“No—I don’t believe that either.” But for all her stout words, Margaret sounded a little more dubious this time. “Let’s leave her out of it. What is there to do about you and Gage?”
“I despise my own incompetence of decision,” said Helen. “But I don’t know. I don’t know how to go through the business. It seems impossible that we’ve come to the edge of divorce but I can’t go on living with a man who acts as Gage does. I can’t, that is, with any measure of self-respect. And yet I look around and the very weight of detail—the tremendous business of unwinding a marriage—it seems then as if the quick flare-up of partings that you read about—the separations that never involve themselves with the machinery of complaints and retaining lawyers and distributing property and—moving vans—are quite fantastic. I wonder if it’s laziness which keeps me so fearful of the mass of detail, Margaret—”
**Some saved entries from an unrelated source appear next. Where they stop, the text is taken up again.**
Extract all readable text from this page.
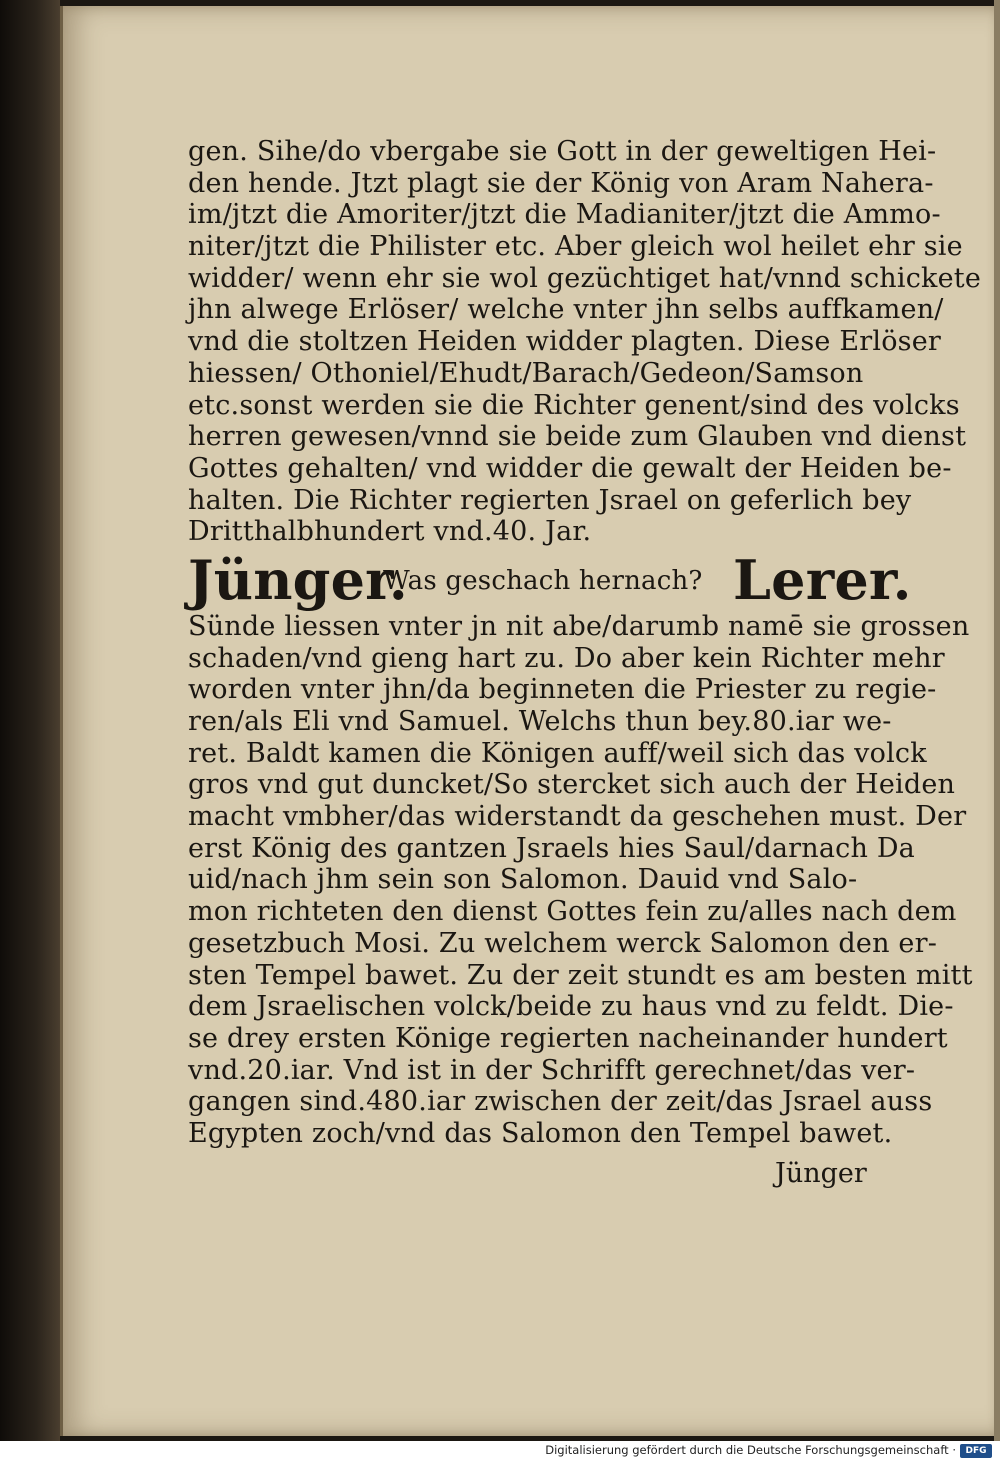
gen. Sihe/do vbergabe sie Gott in der geweltigen Hei-
den hende. Jtzt plagt sie der König von Aram Nahera-
im/jtzt die Amoriter/jtzt die Madianiter/jtzt die Ammo-
niter/jtzt die Philister etc. Aber gleich wol heilet ehr sie
widder/ wenn ehr sie wol gezüchtiget hat/vnnd schickete
jhn alwege Erlöser/ welche vnter jhn selbs auffkamen/
vnd die stoltzen Heiden widder plagten. Diese Erlöser
hiessen/ Othoniel/Ehudt/Barach/Gedeon/Samson
etc.sonst werden sie die Richter genent/sind des volcks
herren gewesen/vnnd sie beide zum Glauben vnd dienst
Gottes gehalten/ vnd widder die gewalt der Heiden be-
halten. Die Richter regierten Jsrael on geferlich bey
Dritthalbhundert vnd.40. Jar.
Jünger.
Was geschach hernach? Lerer.
Sünde liessen vnter jn nit abe/darumb namē sie grossen
schaden/vnd gieng hart zu. Do aber kein Richter mehr
worden vnter jhn/da beginneten die Priester zu regie-
ren/als Eli vnd Samuel. Welchs thun bey.80.iar we-
ret. Baldt kamen die Königen auff/weil sich das volck
gros vnd gut duncket/So stercket sich auch der Heiden
macht vmbher/das widerstandt da geschehen must. Der
erst König des gantzen Jsraels hies Saul/darnach Da
uid/nach jhm sein son Salomon. Dauid vnd Salo-
mon richteten den dienst Gottes fein zu/alles nach dem
gesetzbuch Mosi. Zu welchem werck Salomon den er-
sten Tempel bawet. Zu der zeit stundt es am besten mitt
dem Jsraelischen volck/beide zu haus vnd zu feldt. Die-
se drey ersten Könige regierten nacheinander hundert
vnd.20.iar. Vnd ist in der Schrifft gerechnet/das ver-
gangen sind.480.iar zwischen der zeit/das Jsrael auss
Egypten zoch/vnd das Salomon den Tempel bawet.
Jünger
Digitalisierung gefördert durch die Deutsche Forschungsgemeinschaft ·	DFG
“Of course you’re trivial on purpose, I suppose,” answered Margaret. “The things you speak of don’t really bother you.”
“Yes. Translated into more serious terms I suppose the thing that hurts is the terrible pain of cleavage between two people who have grown into each other for years.”
“More likely. Helen, I don’t want to probe, but do you want to live without Gage?”
Helen pondered.
“I don’t want to lose him. I feel dreadfully cheated—put upon. I didn’t want any of this. If I’d known that he was going to feel so outraged at the political venture I’d have stopped, I think, before I let it get to an impasse. But I’m afraid it’s that now. He and I were—well, there’s no use debauching myself with memories. No—I don’t think I want to lose him but even aside from this question of his disloyalty—this business with Freda Thorstad—he’s becoming impossible to live with. The children are noticing it. He doesn’t play with them as he used to. Goes off by himself. There’s no free and easy interchange between us at all. Of course he’s often flatly rude to me before the servants.”
“Suppose you gave up all the things he doesn’t like now, would that solve things?”
Helen shook her head.
“Not now. The thing has gone too far. We’ve been ugly to each other and we wouldn’t forget that. Besides I’m afraid I’d be resentful. There’s no reason why I should be completely subject to Gage’s slightest word. We can’t build on that basis.”